Ik smeer de dochters derrière in met Sudocrem, al worstelend.
‘O, en ik gebruik maïszetmeel, in plaats van Sudocrem,’ zegt ze. ‘Dat is een natuurproduct.’
‘Aardolie is ook een natuurproduct,’ mompel ik.
‘En het is vegan,’ zegt ze. Daar heeft ze me. Aardolie is niet vegan. Toch? Of is aardolie wel vegan? Er zitten toch ook dierenresten in? Of alleen uitwerpselen? Is dierenpoep van vegetarisch etende dieren vegan?
‘Is konijnenpoep vegan?’ vraag ik.
‘Jij neemt ook nooit iets serieus!’ roept ze.
‘Ik ben bloedserieus,’ zeg ik.
‘Toen ze vorige week huilde en je d’r een cracker gaf, zei jij: “Troosten met eten, troosten met eten.” Alsof alles een grap is.’
Ik zucht. Hamer eet stoïcijns rozijntjes uit een kartonnen doosje, terwijl de dochter stukken boterham (GLUTEN! GLUTEN!) naar haar gooit.
‘Ik ga maar eens,’ zeg ik. ‘We zijn wel weer lang genoeg op reis geweest.’

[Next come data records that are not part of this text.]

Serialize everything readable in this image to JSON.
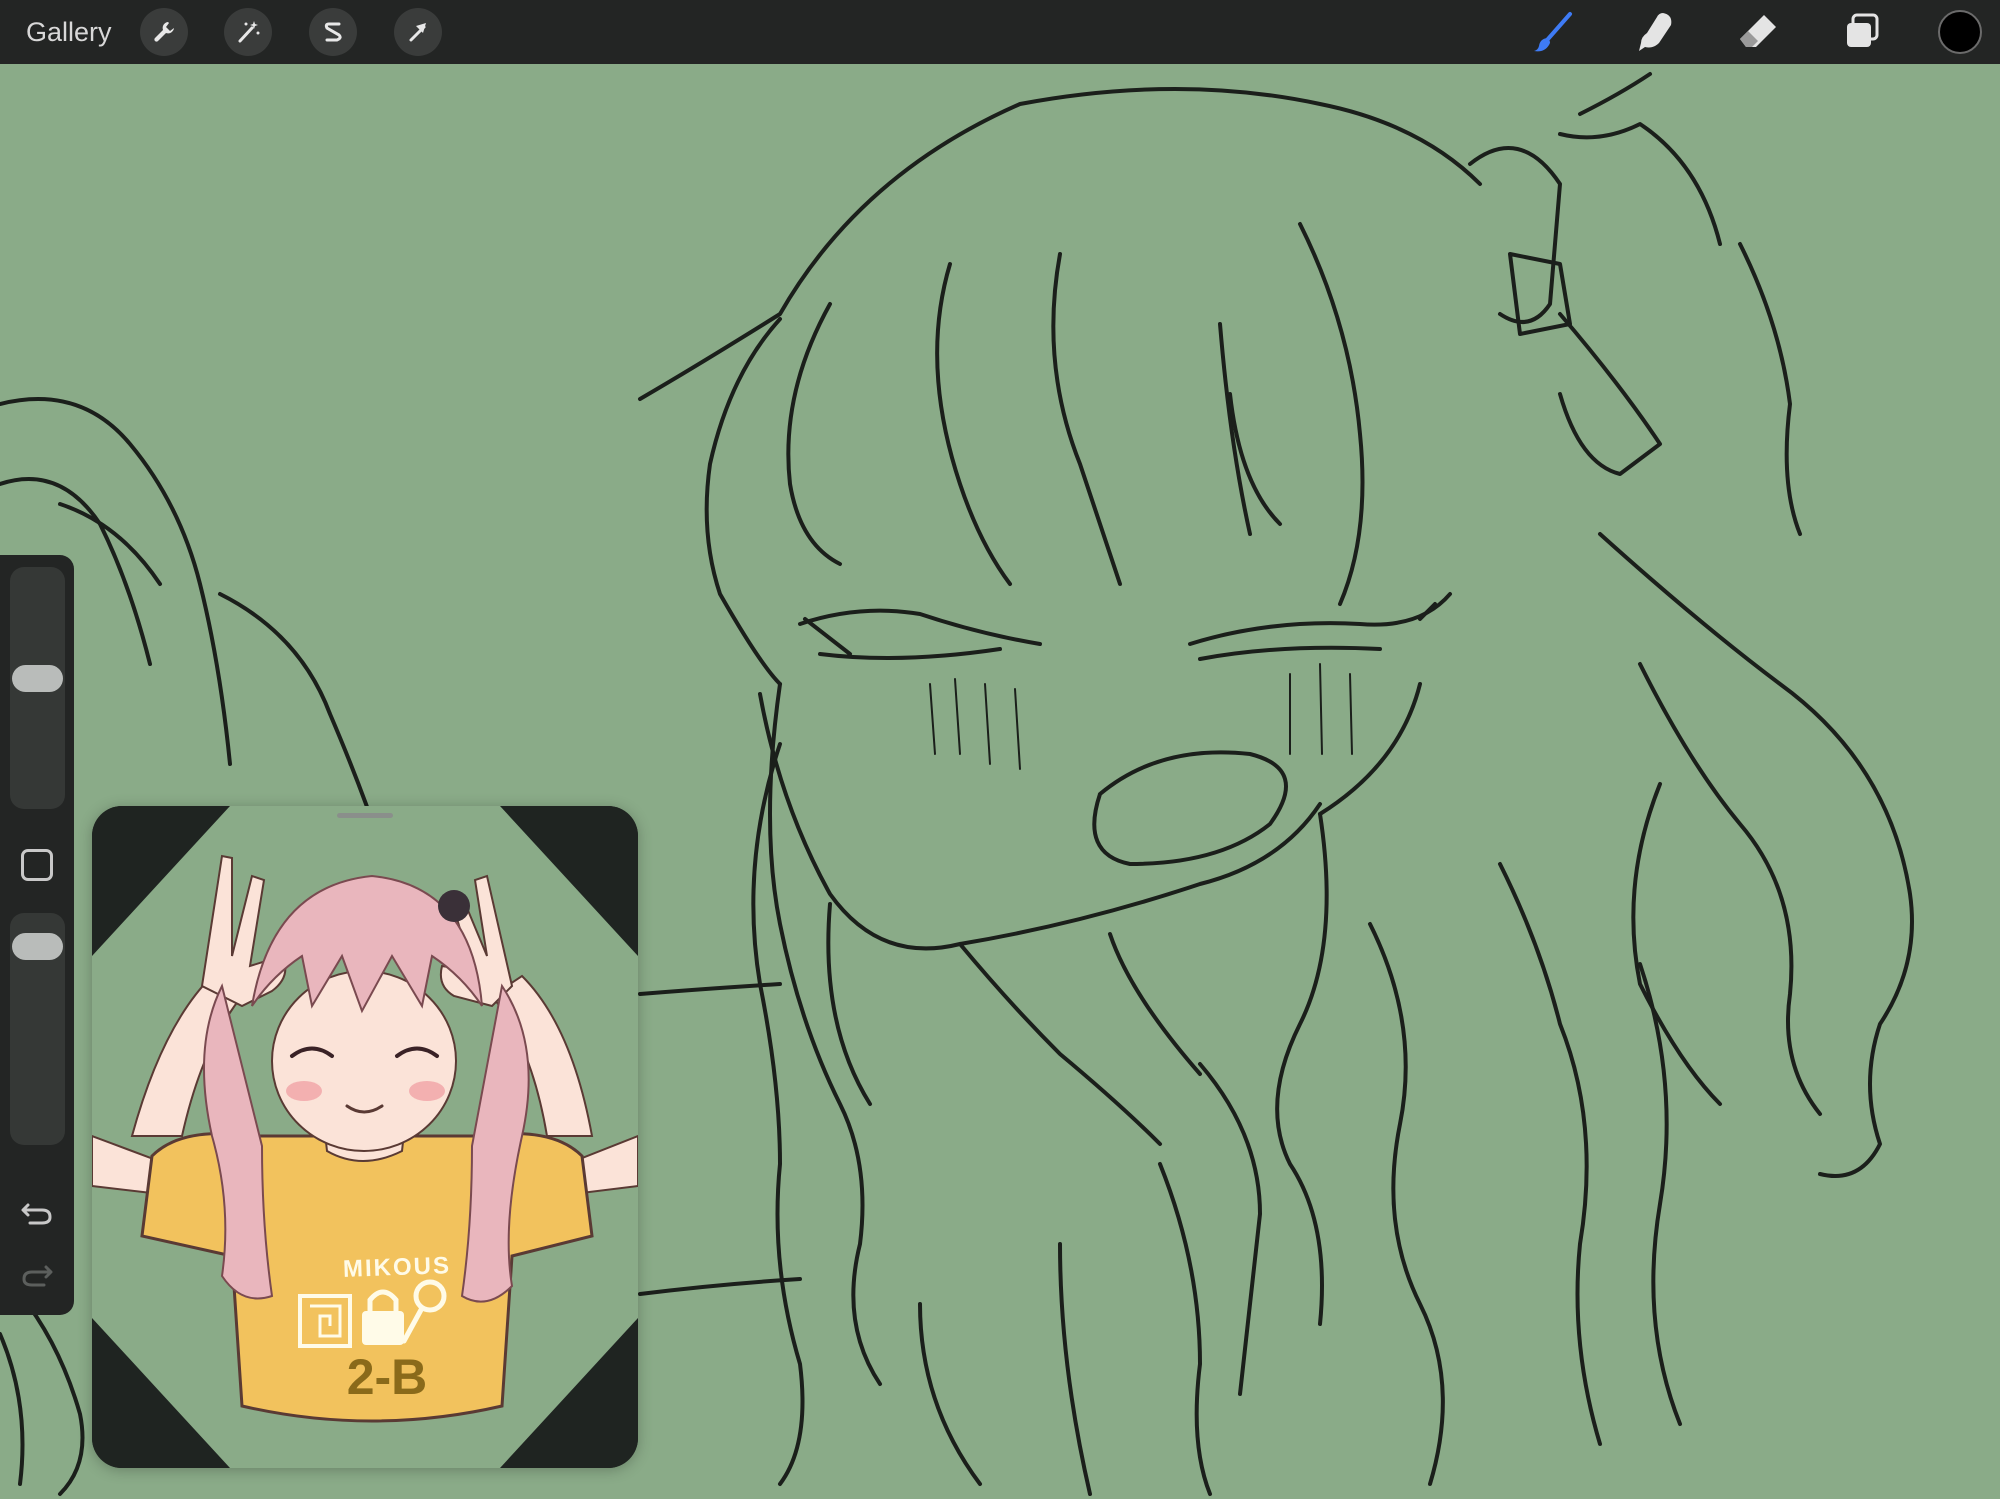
{
  "toolbar": {
    "gallery_label": "Gallery",
    "left_actions": [
      {
        "name": "actions",
        "icon": "wrench-icon"
      },
      {
        "name": "adjustments",
        "icon": "magic-wand-icon"
      },
      {
        "name": "selection",
        "icon": "selection-s-icon"
      },
      {
        "name": "transform",
        "icon": "arrow-cursor-icon"
      }
    ],
    "right_tools": [
      {
        "name": "brush",
        "icon": "brush-icon",
        "active": true
      },
      {
        "name": "smudge",
        "icon": "smudge-finger-icon",
        "active": false
      },
      {
        "name": "eraser",
        "icon": "eraser-icon",
        "active": false
      },
      {
        "name": "layers",
        "icon": "layers-icon",
        "active": false
      }
    ],
    "active_color": "#000000",
    "active_tool_color": "#3e7bf5"
  },
  "sidebar": {
    "brush_size_level": 0.55,
    "opacity_level": 0.85,
    "modifier_icon": "square-modifier-icon",
    "undo_icon": "undo-icon",
    "redo_icon": "redo-icon"
  },
  "canvas": {
    "background_color": "#8aab88",
    "line_color": "#1b1f1b"
  },
  "reference": {
    "shirt_text": "MIKOUS",
    "shirt_class": "2-B",
    "background_color": "#8aab88",
    "hair_color": "#e9b6bd",
    "shirt_color": "#f2c25d"
  }
}
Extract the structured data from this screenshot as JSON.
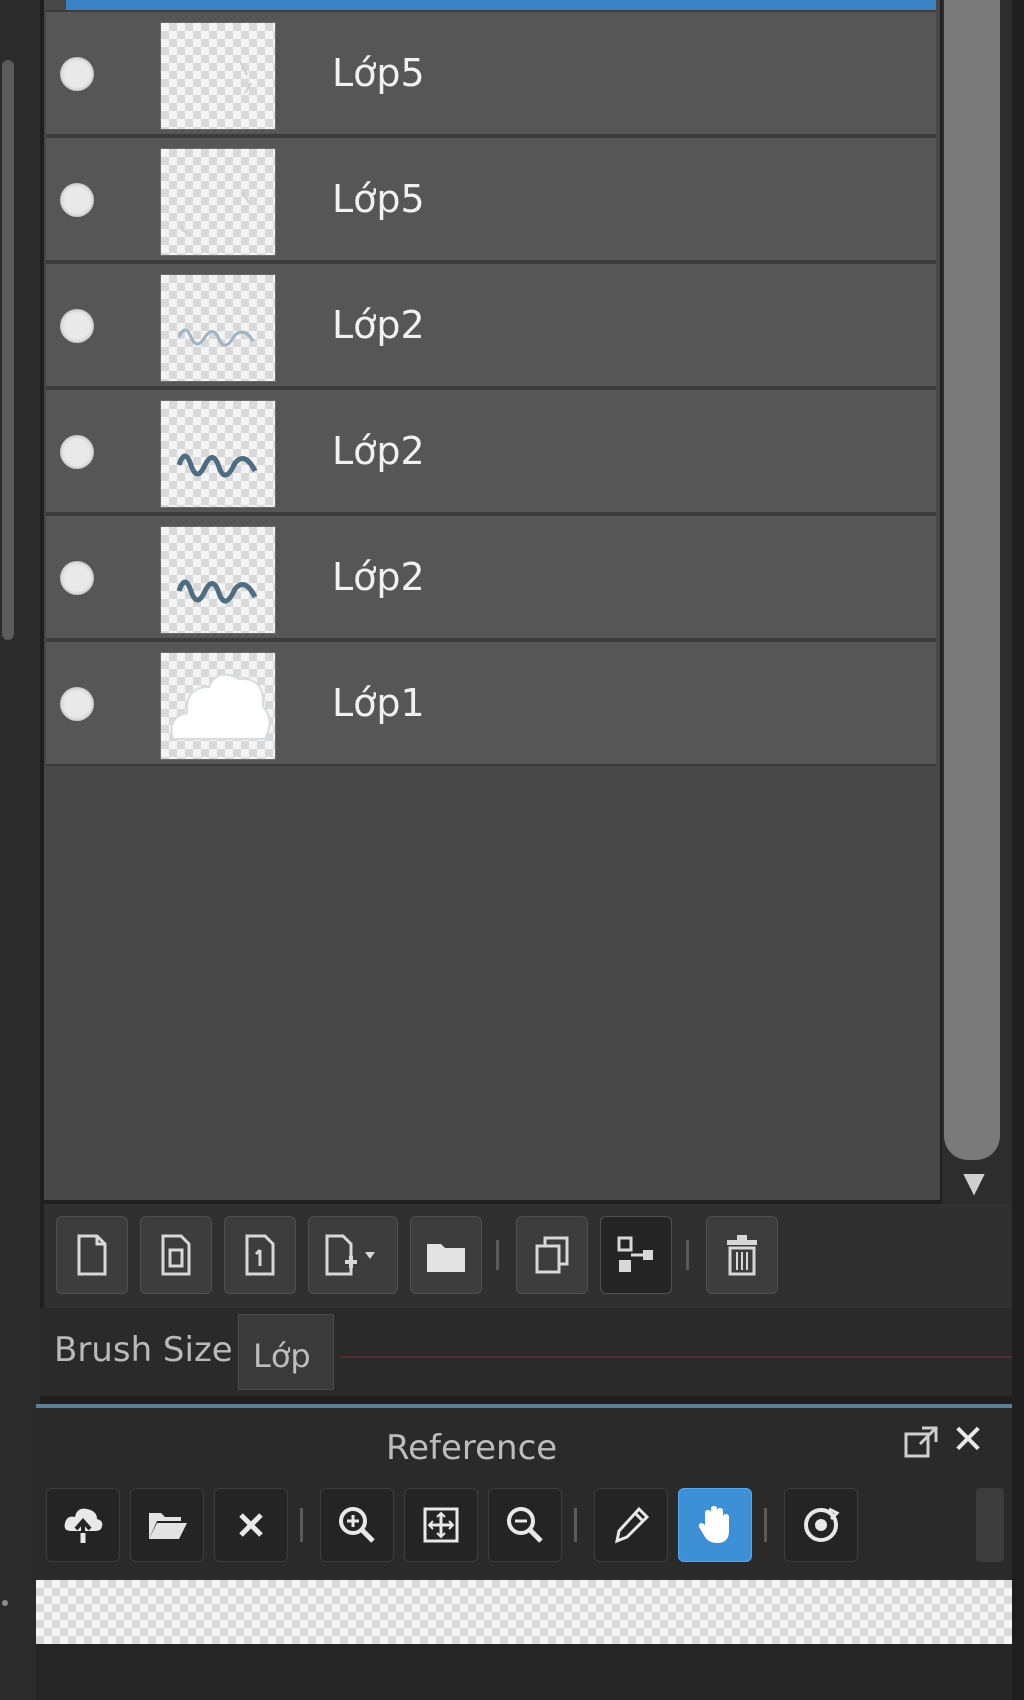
{
  "layers": [
    {
      "name": "Lớp5",
      "thumbnail": "faint-sketch-icon"
    },
    {
      "name": "Lớp5",
      "thumbnail": "faint-sketch-icon"
    },
    {
      "name": "Lớp2",
      "thumbnail": "light-brush-text-icon"
    },
    {
      "name": "Lớp2",
      "thumbnail": "brush-text-icon"
    },
    {
      "name": "Lớp2",
      "thumbnail": "brush-text-icon"
    },
    {
      "name": "Lớp1",
      "thumbnail": "cloud-icon"
    }
  ],
  "layer_toolbar": {
    "icons": [
      "new-layer-icon",
      "new-raster-layer-icon",
      "new-vector-layer-icon",
      "add-layer-dropdown-icon",
      "new-folder-icon",
      "duplicate-layer-icon",
      "merge-layer-icon",
      "delete-layer-icon"
    ]
  },
  "brush": {
    "label": "Brush Size",
    "tab_label": "Lớp"
  },
  "reference": {
    "title": "Reference",
    "close_label": "✕",
    "icons": [
      "upload-icon",
      "open-folder-icon",
      "close-icon",
      "zoom-in-icon",
      "fit-icon",
      "zoom-out-icon",
      "eyedropper-icon",
      "hand-icon",
      "rotate-icon"
    ]
  },
  "colors": {
    "accent": "#3b82c4",
    "panel_bg": "#474747",
    "row_bg": "#565656",
    "active_tool": "#3d8fd6"
  }
}
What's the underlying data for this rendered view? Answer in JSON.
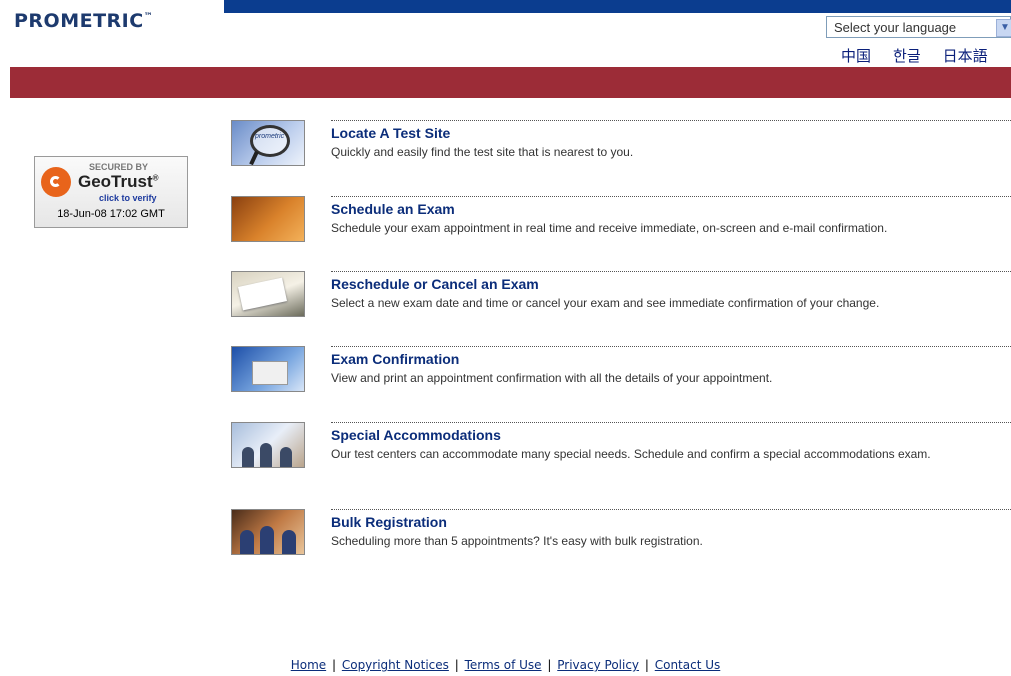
{
  "brand": {
    "name": "PROMETRIC",
    "trademark": "™"
  },
  "language": {
    "placeholder": "Select your language",
    "links": [
      "中国",
      "한글",
      "日本語"
    ]
  },
  "badge": {
    "secured_by": "SECURED BY",
    "name": "GeoTrust",
    "registered": "®",
    "verify": "click to verify",
    "timestamp": "18-Jun-08 17:02 GMT"
  },
  "items": [
    {
      "title": "Locate A Test Site",
      "desc": "Quickly and easily find the test site that is nearest to you."
    },
    {
      "title": "Schedule an Exam",
      "desc": "Schedule your exam appointment in real time and receive immediate, on-screen and e-mail confirmation."
    },
    {
      "title": "Reschedule or Cancel an Exam",
      "desc": "Select a new exam date and time or cancel your exam and see immediate confirmation of your change."
    },
    {
      "title": "Exam Confirmation",
      "desc": "View and print an appointment confirmation with all the details of your appointment."
    },
    {
      "title": "Special Accommodations",
      "desc": "Our test centers can accommodate many special needs. Schedule and confirm a special accommodations exam."
    },
    {
      "title": "Bulk Registration",
      "desc": "Scheduling more than 5 appointments? It's easy with bulk registration."
    }
  ],
  "thumbnail_text": {
    "locate": "prometric"
  },
  "footer": {
    "links": [
      "Home",
      "Copyright Notices",
      "Terms of Use",
      "Privacy Policy",
      "Contact Us"
    ],
    "separator": "|"
  },
  "colors": {
    "top_bar": "#0b3d8f",
    "red_bar": "#9c2c37",
    "link": "#0b2d7a",
    "logo": "#1d3a6e"
  }
}
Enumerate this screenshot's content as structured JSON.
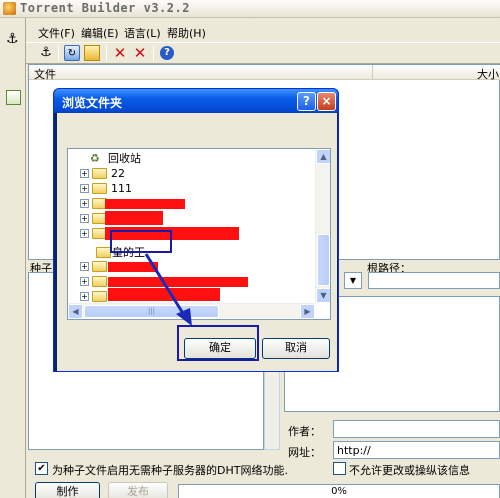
{
  "app": {
    "title": "Torrent Builder v3.2.2"
  },
  "menu": [
    "文件(F)",
    "编辑(E)",
    "语言(L)",
    "帮助(H)"
  ],
  "toolbar": {
    "icons": [
      "anchor-icon",
      "refresh-icon",
      "open-folder-icon",
      "delete-icon",
      "clear-icon",
      "help-icon"
    ]
  },
  "file_list": {
    "columns": [
      "文件",
      "大小"
    ]
  },
  "labels": {
    "seed": "种子",
    "root_path": "根路径：",
    "author": "作者：",
    "url": "网址："
  },
  "url_value": "http://",
  "dht_option": {
    "label": "为种子文件启用无需种子服务器的DHT网络功能.",
    "checked": true
  },
  "private_option": {
    "label": "不允许更改或操纵该信息"
  },
  "buttons": {
    "make": "制作",
    "publish": "发布"
  },
  "progress": {
    "text": "0%",
    "value": 0
  },
  "dialog": {
    "title": "浏览文件夹",
    "help": "?",
    "close": "×",
    "tree": [
      {
        "label": "回收站",
        "expander": ""
      },
      {
        "label": "22",
        "expander": "+"
      },
      {
        "label": "111",
        "expander": "+"
      },
      {
        "label": "",
        "expander": "+",
        "redacted": true
      },
      {
        "label": "",
        "expander": "+",
        "redacted": true
      },
      {
        "label": "",
        "expander": "+",
        "redacted": true
      },
      {
        "label": "皇的王",
        "expander": ""
      },
      {
        "label": "",
        "expander": "+",
        "redacted": true
      },
      {
        "label": "",
        "expander": "+",
        "redacted": true
      },
      {
        "label": "",
        "expander": "+",
        "redacted": true
      }
    ],
    "ok": "确定",
    "cancel": "取消"
  }
}
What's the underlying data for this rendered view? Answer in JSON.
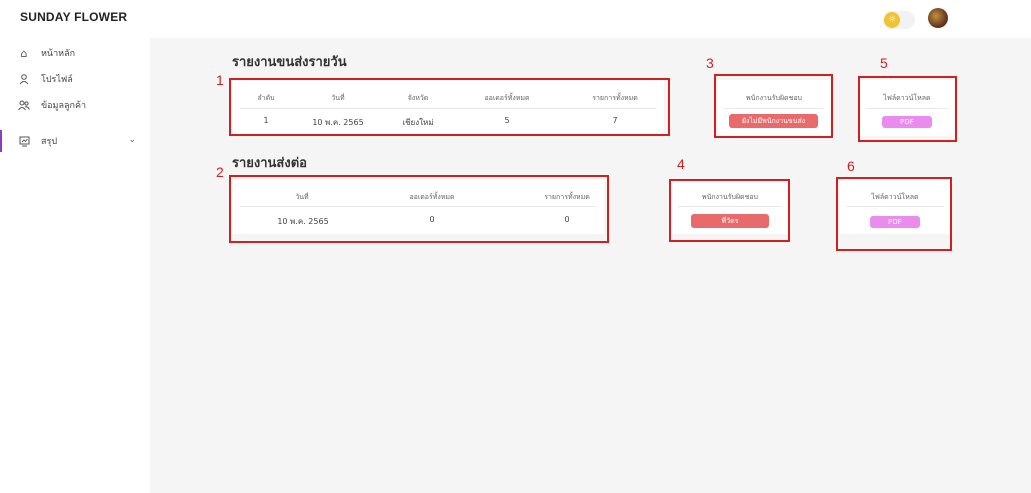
{
  "app": {
    "brand": "SUNDAY FLOWER"
  },
  "header": {
    "toggle_icon": "sun-icon",
    "avatar": "user-avatar"
  },
  "sidebar": {
    "items": [
      {
        "label": "หน้าหลัก",
        "icon": "home-icon"
      },
      {
        "label": "โปรไฟล์",
        "icon": "user-icon"
      },
      {
        "label": "ข้อมูลลูกค้า",
        "icon": "users-icon"
      },
      {
        "label": "สรุป",
        "icon": "report-icon"
      }
    ]
  },
  "daily_report": {
    "title": "รายงานขนส่งรายวัน",
    "headers": [
      "ลำดับ",
      "วันที่",
      "จังหวัด",
      "ออเดอร์ทั้งหมด",
      "รายการทั้งหมด"
    ],
    "rows": [
      {
        "no": "1",
        "date": "10 พ.ค. 2565",
        "province": "เชียงใหม่",
        "orders": "5",
        "items": "7"
      }
    ],
    "staff_header": "พนักงานรับผิดชอบ",
    "staff_button": "ยังไม่มีพนักงานขนส่ง",
    "download_header": "ไฟล์ดาวน์โหลด",
    "download_button": "PDF"
  },
  "forward_report": {
    "title": "รายงานส่งต่อ",
    "headers": [
      "วันที่",
      "ออเดอร์ทั้งหมด",
      "รายการทั้งหมด"
    ],
    "rows": [
      {
        "date": "10 พ.ค. 2565",
        "orders": "0",
        "items": "0"
      }
    ],
    "staff_header": "พนักงานรับผิดชอบ",
    "staff_button": "พี่วัตร",
    "download_header": "ไฟล์ดาวน์โหลด",
    "download_button": "PDF"
  },
  "annotations": [
    "1",
    "2",
    "3",
    "4",
    "5",
    "6"
  ],
  "colors": {
    "annotation": "#d02020",
    "staff_button": "#e86a6a",
    "pdf_button": "#e98ced",
    "active_nav": "#8a3ec6"
  }
}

Ik zet de dochter in het kinderzitje en fiets richting huis. Zonder helm. Zonder maïzena in haar broek. Met paté op haar boterham. Met de goedkoopste zonnebrand van de drogist op haar beentjes. Ik geef kusjes op haar zonnehoedje, terwijl we fietsen. De dochter wijst naar alles wat ze ziet en roept blij ‘die, die, die’ en als ik zing, dan zingt ze heel hard mee. Onderwijl ramt ze op de bel en op het stuur en probeert ze haar veiligheidsgordels door te knagen. Onze kleine sloper.
‘Als je niet zo ontzettend knap was, dan hadden we je allang ingeruild,’ roep ik.
‘Ja!’ roept ze blij. ‘Ja!’
‘Je bent mijn lievelings,’ fluister ik in haar oor.
Mijn allerlievelings. En dat is absoluut geen grap.